Affordable Payments – Establish a manageable monthly mortgage payment, ensuring that the homeowner can continue making payments without the risk of default in the future.
Currently, homeowners looking to cure mortgage arrears, stop foreclosure proceedings, and keep their homes are finding mortgage loan modifications to be the most popular and effective solution. However, this section explores various “Retention Options” for properties in default, in case a mortgage modification is not feasible or desired by the borrower. If none of the Retention Options are suitable or desired, we discuss “Non-Retention Options,” or alternatives for debtors who do not wish to retain their distressed property, in the “Debt Negotiations and Settlements” section. Our skilled team enhances your chances of mortgage loan modification approval, thanks to our law firm’s extensive experience. If a mortgage modification is not possible, we will assess and explore other retention alternatives.
In this section, we will explore various “Retention Options” that homeowners facing foreclosure may consider in order to keep their troubled home or other real estate out of foreclosure. We can only evaluate “non-retention” options, which involve negotiating with the lender to eventually surrender the property, after assessing that retention options are unfeasible or undesirable for the homeowner. Non-retention options will be discussed in more detail in the “Debt Negotiation and Settlements” section. Below, we outline several retention options, including Mortgage Modification:
Mortgage Loan Modification – As previously discussed, the goal of a mortgage modification is to cure a default by incorporating mortgage arrears into the loan principal and creating favorable new loan terms that make the monthly mortgage payments manageable. Preferred terms in a modification include a longer loan term, lower interest rate, and the forgiveness or deferral of arrears. There are multiple ways to apply for a mortgage modification:
Bankruptcy Reorganizations (Chapter 13 or Chapter 11 Plans) – Chapter 13 and Chapter 11 bankruptcy reorganizations allow for the restructuring of mortgage arrears under the supervision of the Bankruptcy Court. In Chapter 13, homeowners can choose between two primary plans:
Friendly Sales and Short Sales – A friendly sale is a voluntary sale of the home to a friendly buyer who may allow the homeowner to rent or repurchase the house later. In a short sale, the property is worth less than the mortgage balance, so the homeowner and buyer must negotiate with the lender to accept a lower repayment amount. This option requires the lender’s approval to proceed.
Payoff / Short Payoff – A “payoff” refers to the total amount due on the mortgage, including arrears, taxes, and fees.
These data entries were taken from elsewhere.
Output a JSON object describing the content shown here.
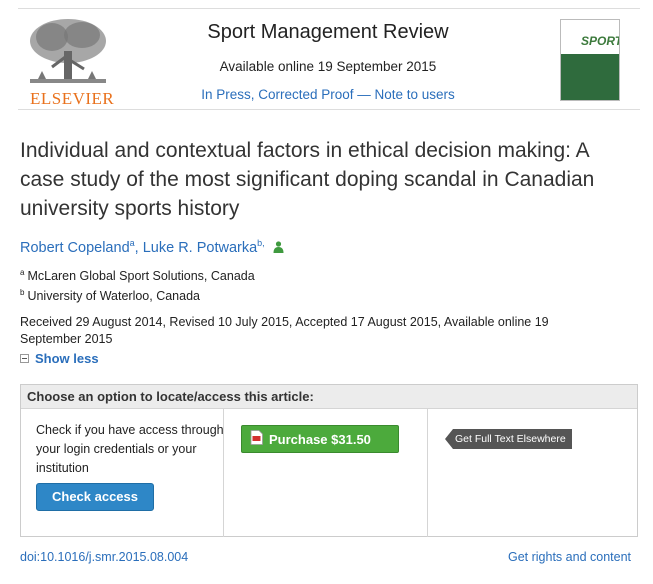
{
  "publisher": {
    "name": "ELSEVIER"
  },
  "journal": {
    "title": "Sport Management Review",
    "available_online": "Available online 19 September 2015",
    "status_link": "In Press, Corrected Proof — Note to users",
    "cover_word": "SPORT"
  },
  "article": {
    "title": "Individual and contextual factors in ethical decision making: A case study of the most significant doping scandal in Canadian university sports history",
    "authors": [
      {
        "name": "Robert Copeland",
        "sup": "a"
      },
      {
        "name": "Luke R. Potwarka",
        "sup": "b,"
      }
    ],
    "affiliations": [
      {
        "sup": "a",
        "text": "McLaren Global Sport Solutions, Canada"
      },
      {
        "sup": "b",
        "text": "University of Waterloo, Canada"
      }
    ],
    "history": "Received 29 August 2014, Revised 10 July 2015, Accepted 17 August 2015, Available online 19 September 2015",
    "show_less": "Show less"
  },
  "access": {
    "heading": "Choose an option to locate/access this article:",
    "check_text": "Check if you have access through your login credentials or your institution",
    "check_button": "Check access",
    "purchase_button": "Purchase $31.50",
    "fulltext_button": "Get Full Text Elsewhere"
  },
  "footer": {
    "doi": "doi:10.1016/j.smr.2015.08.004",
    "rights": "Get rights and content"
  },
  "colors": {
    "link": "#2a6ebb",
    "purchase": "#4caa3c",
    "check_access": "#2e87c7",
    "publisher": "#e9711c"
  }
}
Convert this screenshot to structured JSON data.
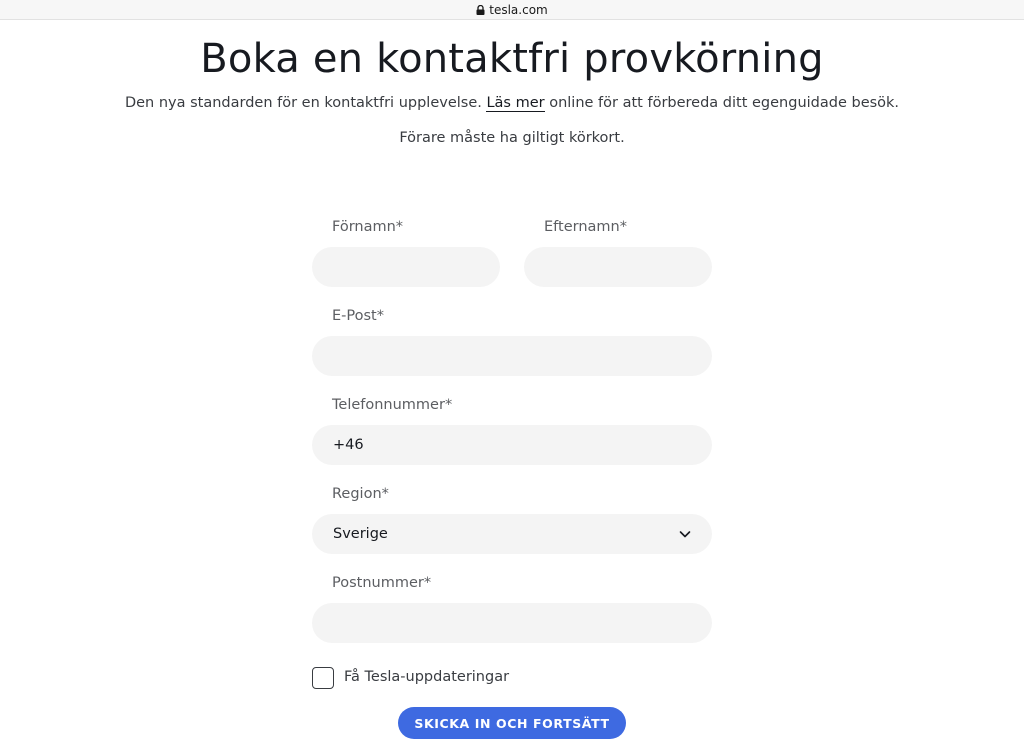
{
  "browser": {
    "url": "tesla.com",
    "lock_icon": "lock-icon"
  },
  "page": {
    "title": "Boka en kontaktfri provkörning",
    "subtitle_before": "Den nya standarden för en kontaktfri upplevelse. ",
    "subtitle_link": "Läs mer",
    "subtitle_after": " online för att förbereda ditt egenguidade besök.",
    "note": "Förare måste ha giltigt körkort."
  },
  "form": {
    "first_name": {
      "label": "Förnamn*",
      "value": ""
    },
    "last_name": {
      "label": "Efternamn*",
      "value": ""
    },
    "email": {
      "label": "E-Post*",
      "value": ""
    },
    "phone": {
      "label": "Telefonnummer*",
      "value": "+46"
    },
    "region": {
      "label": "Region*",
      "value": "Sverige",
      "icon": "chevron-down-icon"
    },
    "postal_code": {
      "label": "Postnummer*",
      "value": ""
    },
    "updates_checkbox": {
      "label": "Få Tesla-uppdateringar",
      "checked": false
    },
    "submit_label": "SKICKA IN OCH FORTSÄTT"
  },
  "colors": {
    "accent": "#3e6ae1",
    "field_bg": "#f4f4f4",
    "text": "#171a20"
  }
}
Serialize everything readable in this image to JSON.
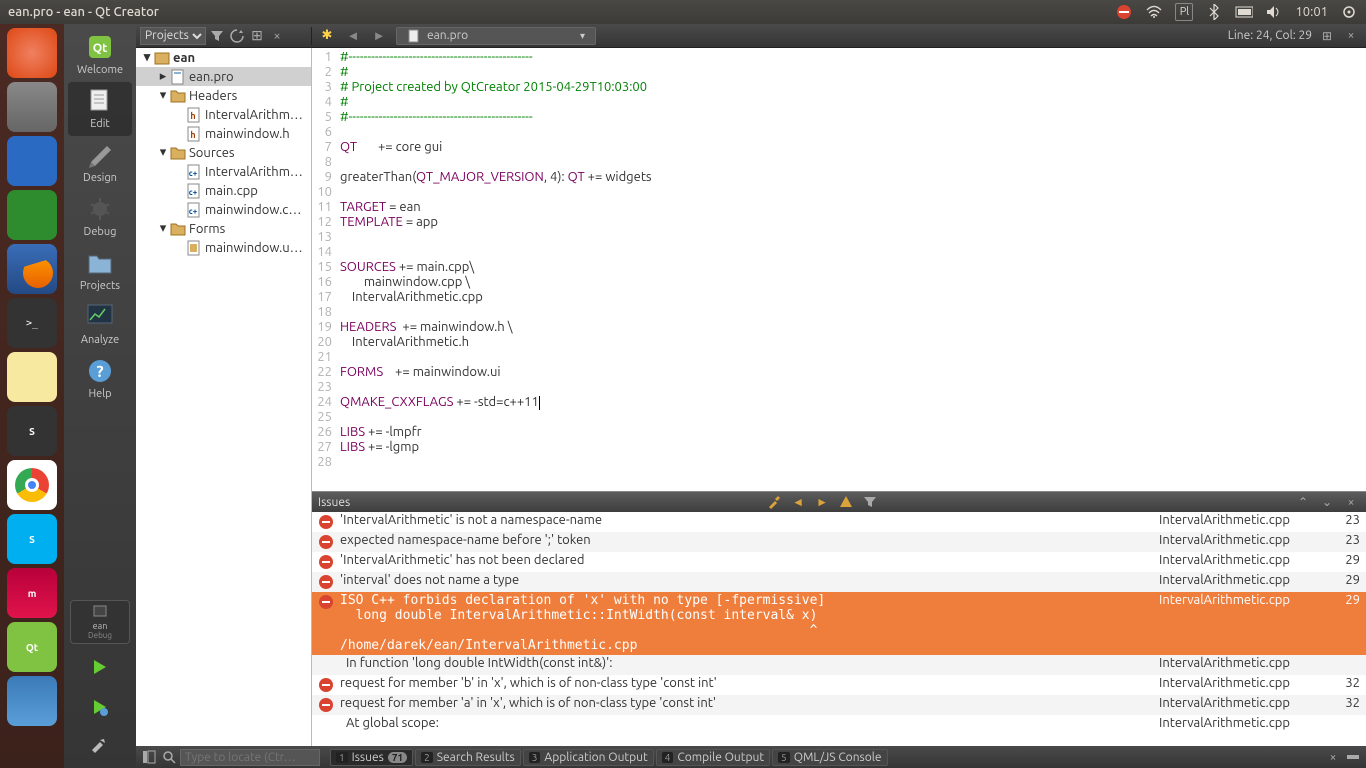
{
  "menubar": {
    "title": "ean.pro - ean - Qt Creator",
    "lang": "Pl",
    "time": "10:01"
  },
  "launcher": [
    {
      "name": "ubuntu-dash",
      "cls": "ubuntu"
    },
    {
      "name": "files",
      "cls": "files"
    },
    {
      "name": "libreoffice-writer",
      "cls": "doc"
    },
    {
      "name": "libreoffice-calc",
      "cls": "sheet"
    },
    {
      "name": "firefox",
      "cls": "ff"
    },
    {
      "name": "terminal",
      "cls": "term",
      "txt": ">_"
    },
    {
      "name": "text-editor",
      "cls": "note"
    },
    {
      "name": "sublime",
      "cls": "subl",
      "txt": "S"
    },
    {
      "name": "chrome",
      "cls": "chrome"
    },
    {
      "name": "skype",
      "cls": "sky",
      "txt": "S"
    },
    {
      "name": "miktex",
      "cls": "mik",
      "txt": "m"
    },
    {
      "name": "qtcreator",
      "cls": "qt",
      "txt": "Qt"
    },
    {
      "name": "gravit",
      "cls": "grv"
    }
  ],
  "modes": [
    {
      "name": "Welcome",
      "id": "welcome"
    },
    {
      "name": "Edit",
      "id": "edit",
      "selected": true
    },
    {
      "name": "Design",
      "id": "design"
    },
    {
      "name": "Debug",
      "id": "debug"
    },
    {
      "name": "Projects",
      "id": "projects"
    },
    {
      "name": "Analyze",
      "id": "analyze"
    },
    {
      "name": "Help",
      "id": "help"
    }
  ],
  "kit": {
    "name": "ean",
    "config": "Debug"
  },
  "sidebar": {
    "selector": "Projects",
    "tree": [
      {
        "depth": 0,
        "open": true,
        "icon": "proj",
        "label": "ean",
        "bold": true
      },
      {
        "depth": 1,
        "open": false,
        "icon": "pro",
        "label": "ean.pro",
        "selected": true
      },
      {
        "depth": 1,
        "open": true,
        "icon": "fld",
        "label": "Headers"
      },
      {
        "depth": 2,
        "icon": "h",
        "label": "IntervalArithm…"
      },
      {
        "depth": 2,
        "icon": "h",
        "label": "mainwindow.h"
      },
      {
        "depth": 1,
        "open": true,
        "icon": "fld",
        "label": "Sources"
      },
      {
        "depth": 2,
        "icon": "c",
        "label": "IntervalArithm…"
      },
      {
        "depth": 2,
        "icon": "c",
        "label": "main.cpp"
      },
      {
        "depth": 2,
        "icon": "c",
        "label": "mainwindow.c…"
      },
      {
        "depth": 1,
        "open": true,
        "icon": "fld",
        "label": "Forms"
      },
      {
        "depth": 2,
        "icon": "ui",
        "label": "mainwindow.u…"
      }
    ]
  },
  "editor": {
    "file": "ean.pro",
    "line_col": "Line: 24, Col: 29",
    "lines": [
      "#-------------------------------------------------",
      "#",
      "# Project created by QtCreator 2015-04-29T10:03:00",
      "#",
      "#-------------------------------------------------",
      "",
      "QT       += core gui",
      "",
      "greaterThan(QT_MAJOR_VERSION, 4): QT += widgets",
      "",
      "TARGET = ean",
      "TEMPLATE = app",
      "",
      "",
      "SOURCES += main.cpp\\",
      "        mainwindow.cpp \\",
      "    IntervalArithmetic.cpp",
      "",
      "HEADERS  += mainwindow.h \\",
      "    IntervalArithmetic.h",
      "",
      "FORMS    += mainwindow.ui",
      "",
      "QMAKE_CXXFLAGS += -std=c++11",
      "",
      "LIBS += -lmpfr",
      "LIBS += -lgmp",
      ""
    ]
  },
  "issues": {
    "title": "Issues",
    "rows": [
      {
        "err": true,
        "msg": "'IntervalArithmetic' is not a namespace-name",
        "file": "IntervalArithmetic.cpp",
        "ln": "23"
      },
      {
        "err": true,
        "msg": "expected namespace-name before ';' token",
        "file": "IntervalArithmetic.cpp",
        "ln": "23"
      },
      {
        "err": true,
        "msg": "'IntervalArithmetic' has not been declared",
        "file": "IntervalArithmetic.cpp",
        "ln": "29"
      },
      {
        "err": true,
        "msg": "'interval' does not name a type",
        "file": "IntervalArithmetic.cpp",
        "ln": "29"
      },
      {
        "err": true,
        "msg": "ISO C++ forbids declaration of 'x' with no type [-fpermissive]\n  long double IntervalArithmetic::IntWidth(const interval& x)\n                                                            ^\n/home/darek/ean/IntervalArithmetic.cpp",
        "file": "IntervalArithmetic.cpp",
        "ln": "29",
        "selected": true
      },
      {
        "err": false,
        "msg": "  In function 'long double IntWidth(const int&)':",
        "file": "IntervalArithmetic.cpp",
        "ln": ""
      },
      {
        "err": true,
        "msg": "request for member 'b' in 'x', which is of non-class type 'const int'",
        "file": "IntervalArithmetic.cpp",
        "ln": "32"
      },
      {
        "err": true,
        "msg": "request for member 'a' in 'x', which is of non-class type 'const int'",
        "file": "IntervalArithmetic.cpp",
        "ln": "32"
      },
      {
        "err": false,
        "msg": "  At global scope:",
        "file": "IntervalArithmetic.cpp",
        "ln": ""
      }
    ]
  },
  "bottombar": {
    "search_placeholder": "Type to locate (Ctr…",
    "tabs": [
      {
        "n": "1",
        "label": "Issues",
        "badge": "71",
        "active": true
      },
      {
        "n": "2",
        "label": "Search Results"
      },
      {
        "n": "3",
        "label": "Application Output"
      },
      {
        "n": "4",
        "label": "Compile Output"
      },
      {
        "n": "5",
        "label": "QML/JS Console"
      }
    ]
  }
}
A “short payoff” is when the homeowner offers less than the full amount due, and the lender agrees to accept the reduced amount as full satisfaction of the mortgage, resolving the foreclosure issue.
Reinstatement / Short Reinstatement – Reinstatement means paying the full amount due to cure the mortgage default and avoid foreclosure. A “short reinstatement” involves negotiating a partial payment of the arrears to reinstate the loan, potentially preventing foreclosure if the lender agrees.
Refinance – Refinancing involves securing a new loan to replace the existing mortgage, bringing the borrower current on payments. This may be done independently or with help from family or friends.
Forbearance – In a forbearance agreement, the borrower promises to cure the arrears over time while continuing regular monthly payments. In exchange, the lender agrees not to foreclose, offering temporary relief while the borrower catches up on overdue payments.
Although the negotiations can be lengthy and challenging, mortgage modifications can assist homeowners in making their mortgages more affordable.
These days, mortgage modification agreements are a great choice for a large number of our clients who are having financial difficulties as a result of mortgage arrears. Many of our clients have fallen behind on their monthly mortgage payments due to the present state of the economy. A customer must demonstrate “hardship” in order to be eligible for a mortgage modification agreement, but they must also demonstrate financial stability in order to continue making mortgage payments when they do receive a possible modification. Numerous elements play a significant role in assisting a client in achieving this kind of resolution, such as their debt to income ratio, the amount of their mortgage arrears, the ratio of their housing payment to total expenses, whether they haveWhether or not they have previously been offered or received a modification; the number of times they have applied for a loan modification; their previous monthly mortgage payment and whether or not a modification allowed for a lower payment; the value of their home relative to the mortgage balance; and the amount of interest charged under the loan, as well as whether or not the terms and rate are high or low in comparison to current market rates.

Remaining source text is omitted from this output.